Characterization of the Assembly and Function of E. Coli RNA Polymerase-Promoter DNA Open Complexes in Transcription Initiation

Abstract

Transcription of RNA is a highly regulated process, as it is a central component of cellular gene expression. Differences in biochemical rate constants and ligand affinities (promoter DNA, NTP, protein regulators) during isomerization steps of RNA polymerase (RNAP) prior to the transition from initiation to elongation are key regulators of gene expression and overall cellular activity. In order to develop predictive models for regulation of transcription initiation, quantitative characterization of the isomerization steps of open complex formation after recruitment of RNAP to promoter DNA are required.
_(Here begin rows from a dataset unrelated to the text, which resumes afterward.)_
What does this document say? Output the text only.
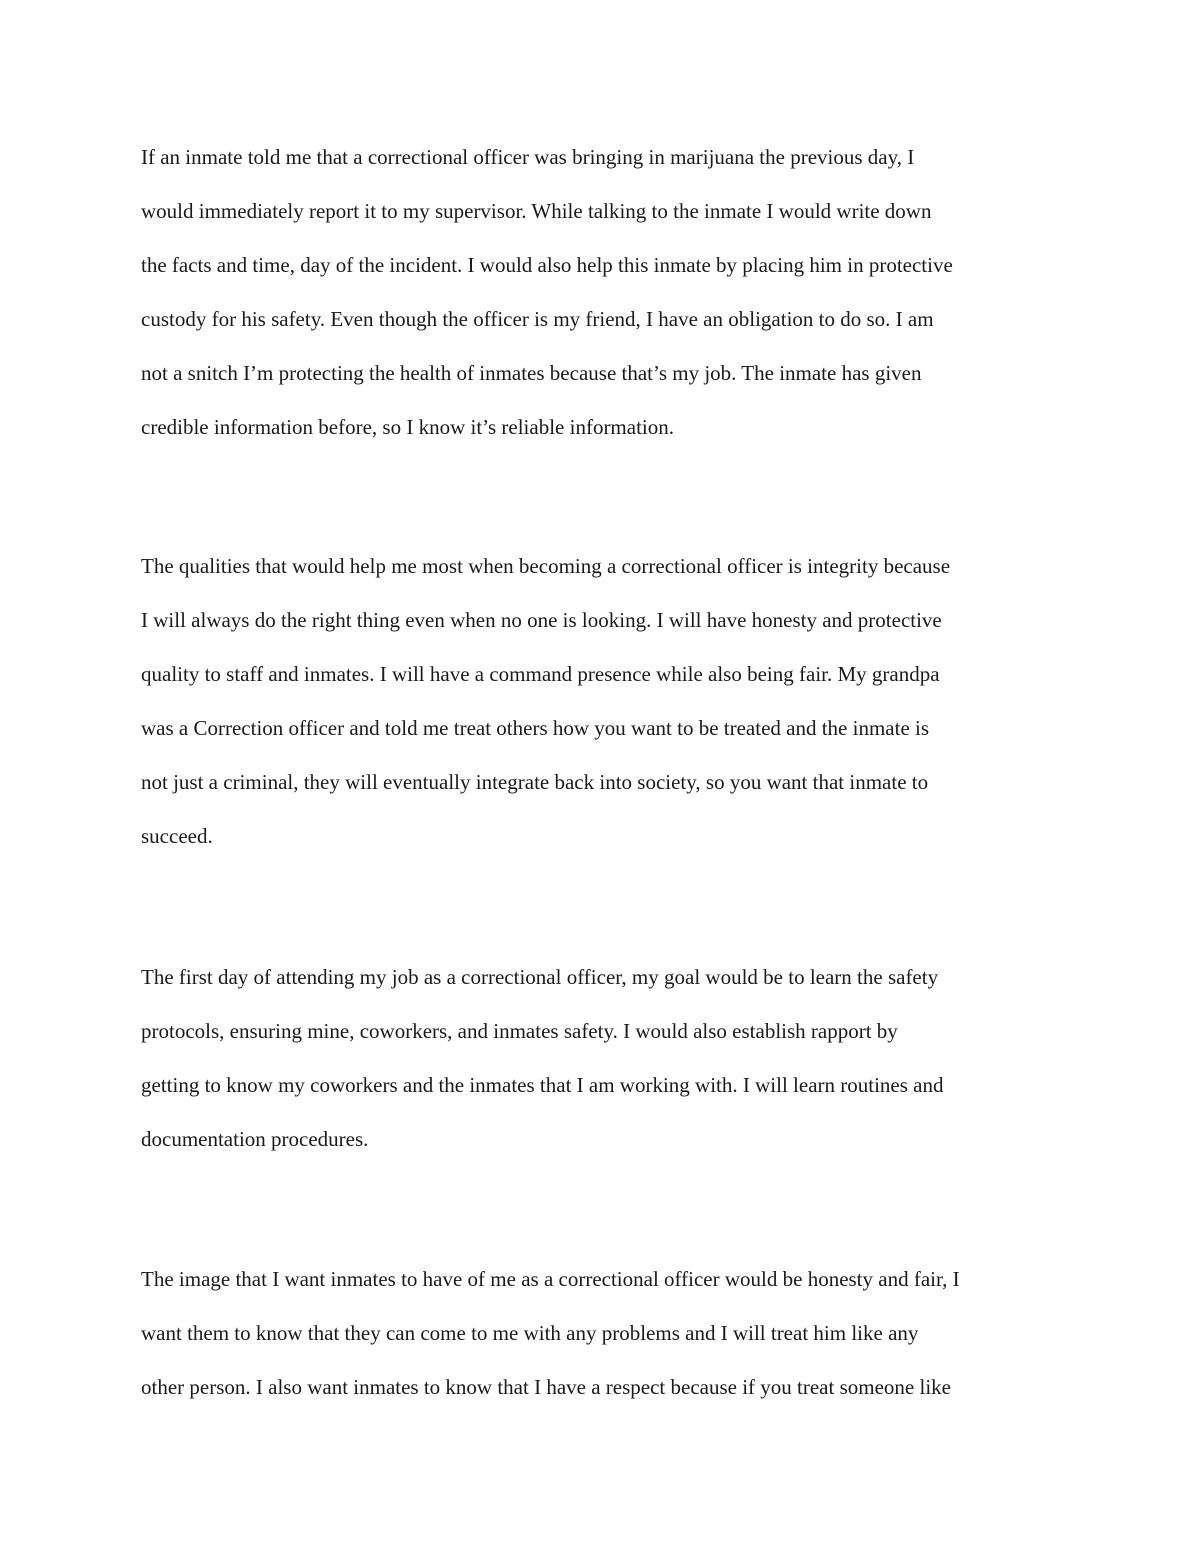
If an inmate told me that a correctional officer was bringing in marijuana the previous day, I

would immediately report it to my supervisor. While talking to the inmate I would write down

the facts and time, day of the incident. I would also help this inmate by placing him in protective

custody for his safety. Even though the officer is my friend, I have an obligation to do so. I am

not a snitch I’m protecting the health of inmates because that’s my job. The inmate has given

credible information before, so I know it’s reliable information.

The qualities that would help me most when becoming a correctional officer is integrity because

I will always do the right thing even when no one is looking. I will have honesty and protective

quality to staff and inmates. I will have a command presence while also being fair. My grandpa

was a Correction officer and told me treat others how you want to be treated and the inmate is

not just a criminal, they will eventually integrate back into society, so you want that inmate to

succeed.

The first day of attending my job as a correctional officer, my goal would be to learn the safety

protocols, ensuring mine, coworkers, and inmates safety. I would also establish rapport by

getting to know my coworkers and the inmates that I am working with. I will learn routines and

documentation procedures.

The image that I want inmates to have of me as a correctional officer would be honesty and fair, I

want them to know that they can come to me with any problems and I will treat him like any

other person. I also want inmates to know that I have a respect because if you treat someone like
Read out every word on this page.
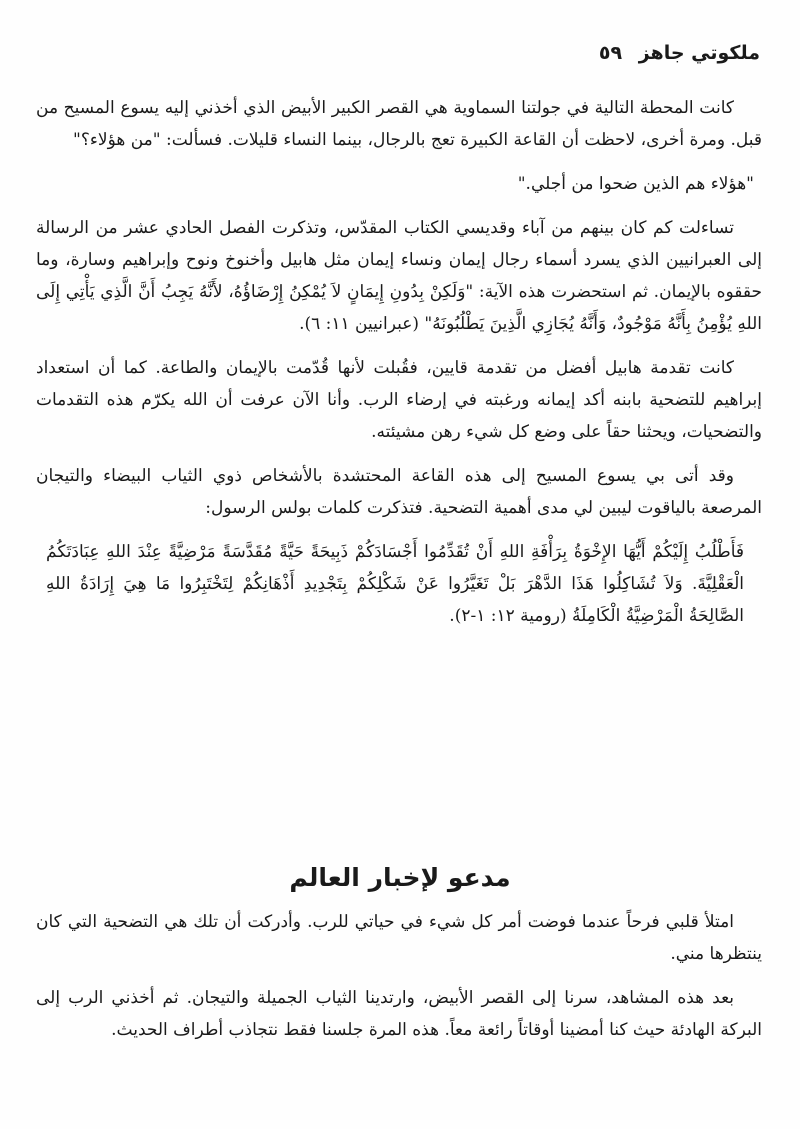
ملكوتي جاهز ٥٩

كانت المحطة التالية في جولتنا السماوية هي القصر الكبير الأبيض الذي أخذني إليه يسوع المسيح من قبل. ومرة أخرى، لاحظت أن القاعة الكبيرة تعج بالرجال، بينما النساء قليلات. فسألت: "من هؤلاء؟"

"هؤلاء هم الذين ضحوا من أجلي."

تساءلت كم كان بينهم من آباء وقديسي الكتاب المقدّس، وتذكرت الفصل الحادي عشر من الرسالة إلى العبرانيين الذي يسرد أسماء رجال إيمان ونساء إيمان مثل هابيل وأخنوخ ونوح وإبراهيم وسارة، وما حققوه بالإيمان. ثم استحضرت هذه الآية: "وَلَكِنْ بِدُونِ إِيمَانٍ لاَ يُمْكِنُ إِرْضَاؤُهُ، لأَنَّهُ يَجِبُ أَنَّ الَّذِي يَأْتِي إِلَى اللهِ يُؤْمِنُ بِأَنَّهُ مَوْجُودٌ، وَأَنَّهُ يُجَازِي الَّذِينَ يَطْلُبُونَهُ" (عبرانيين ١١: ٦).

كانت تقدمة هابيل أفضل من تقدمة قايين، فقُبلت لأنها قُدّمت بالإيمان والطاعة. كما أن استعداد إبراهيم للتضحية بابنه أكد إيمانه ورغبته في إرضاء الرب. وأنا الآن عرفت أن الله يكرّم هذه التقدمات والتضحيات، ويحثنا حقاً على وضع كل شيء رهن مشيئته.

وقد أتى بي يسوع المسيح إلى هذه القاعة المحتشدة بالأشخاص ذوي الثياب البيضاء والتيجان المرصعة بالياقوت ليبين لي مدى أهمية التضحية. فتذكرت كلمات بولس الرسول:

فَأَطْلُبُ إِلَيْكُمْ أَيُّهَا الإِخْوَةُ بِرَأْفَةِ اللهِ أَنْ تُقَدِّمُوا أَجْسَادَكُمْ ذَبِيحَةً حَيَّةً مُقَدَّسَةً مَرْضِيَّةً عِنْدَ اللهِ عِبَادَتَكُمُ الْعَقْلِيَّةَ. وَلاَ تُشَاكِلُوا هَذَا الدَّهْرَ بَلْ تَغَيَّرُوا عَنْ شَكْلِكُمْ بِتَجْدِيدِ أَذْهَانِكُمْ لِتَخْتَبِرُوا مَا هِيَ إِرَادَةُ اللهِ الصَّالِحَةُ الْمَرْضِيَّةُ الْكَامِلَةُ (رومية ١٢: ١-٢).

مدعو لإخبار العالم

امتلأ قلبي فرحاً عندما فوضت أمر كل شيء في حياتي للرب. وأدركت أن تلك هي التضحية التي كان ينتظرها مني.

بعد هذه المشاهد، سرنا إلى القصر الأبيض، وارتدينا الثياب الجميلة والتيجان. ثم أخذني الرب إلى البركة الهادئة حيث كنا أمضينا أوقاتاً رائعة معاً. هذه المرة جلسنا فقط نتجاذب أطراف الحديث.
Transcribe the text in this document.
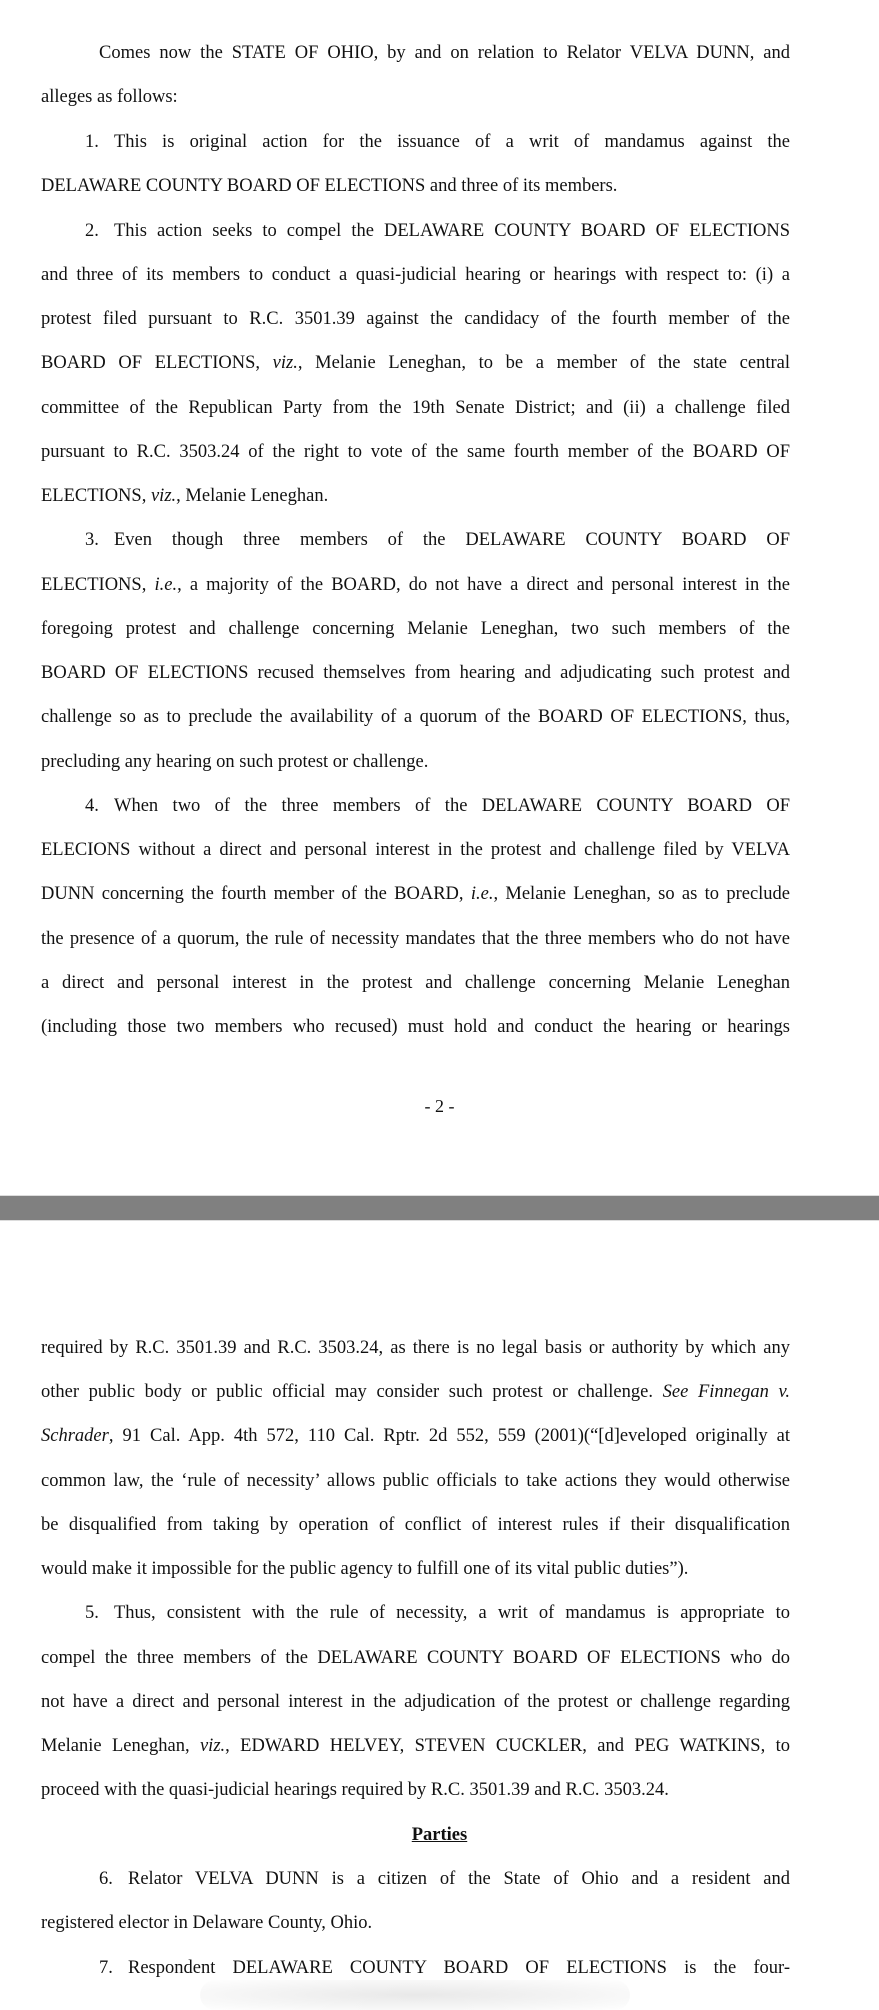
Comes now the STATE OF OHIO, by and on relation to Relator VELVA DUNN, and
alleges as follows:
1. This is original action for the issuance of a writ of mandamus against the
DELAWARE COUNTY BOARD OF ELECTIONS and three of its members.
2. This action seeks to compel the DELAWARE COUNTY BOARD OF ELECTIONS
and three of its members to conduct a quasi-judicial hearing or hearings with respect to: (i) a
protest filed pursuant to R.C. 3501.39 against the candidacy of the fourth member of the
BOARD OF ELECTIONS, viz., Melanie Leneghan, to be a member of the state central
committee of the Republican Party from the 19th Senate District; and (ii) a challenge filed
pursuant to R.C. 3503.24 of the right to vote of the same fourth member of the BOARD OF
ELECTIONS, viz., Melanie Leneghan.
3. Even though three members of the DELAWARE COUNTY BOARD OF
ELECTIONS, i.e., a majority of the BOARD, do not have a direct and personal interest in the
foregoing protest and challenge concerning Melanie Leneghan, two such members of the
BOARD OF ELECTIONS recused themselves from hearing and adjudicating such protest and
challenge so as to preclude the availability of a quorum of the BOARD OF ELECTIONS, thus,
precluding any hearing on such protest or challenge.
4. When two of the three members of the DELAWARE COUNTY BOARD OF
ELECIONS without a direct and personal interest in the protest and challenge filed by VELVA
DUNN concerning the fourth member of the BOARD, i.e., Melanie Leneghan, so as to preclude
the presence of a quorum, the rule of necessity mandates that the three members who do not have
a direct and personal interest in the protest and challenge concerning Melanie Leneghan
(including those two members who recused) must hold and conduct the hearing or hearings
- 2 -
required by R.C. 3501.39 and R.C. 3503.24, as there is no legal basis or authority by which any
other public body or public official may consider such protest or challenge. See Finnegan v.
Schrader, 91 Cal. App. 4th 572, 110 Cal. Rptr. 2d 552, 559 (2001)(“[d]eveloped originally at
common law, the ‘rule of necessity’ allows public officials to take actions they would otherwise
be disqualified from taking by operation of conflict of interest rules if their disqualification
would make it impossible for the public agency to fulfill one of its vital public duties”).
5. Thus, consistent with the rule of necessity, a writ of mandamus is appropriate to
compel the three members of the DELAWARE COUNTY BOARD OF ELECTIONS who do
not have a direct and personal interest in the adjudication of the protest or challenge regarding
Melanie Leneghan, viz., EDWARD HELVEY, STEVEN CUCKLER, and PEG WATKINS, to
proceed with the quasi-judicial hearings required by R.C. 3501.39 and R.C. 3503.24.
Parties
6. Relator VELVA DUNN is a citizen of the State of Ohio and a resident and
registered elector in Delaware County, Ohio.
7. Respondent DELAWARE COUNTY BOARD OF ELECTIONS is the four-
However, the transient nature (1 ms - 1s) of these intermediates has historically precluded characterization of the biologically relevant closed and open intermediates. We have developed methods to obtain near homogenous populations of two of these transient intermediates using high concentrations of RNAP and solute/salt upshifts that allows for the detection of differences in their structures and biochemical activity. We now propose to use bulk real-time fluorescence measurements to monitor DNA bending and to characterize the kinetics of DNA opening, to define the large-scale conformational changes that convert the initial closed complex to the open complex and to investigate the functional roles of the different open intermediates. This structural information will be used to gain insight into the type and extent of conformation changes in the RNAP machinery and to make testable predictions about the function and regulation of initation intermediates.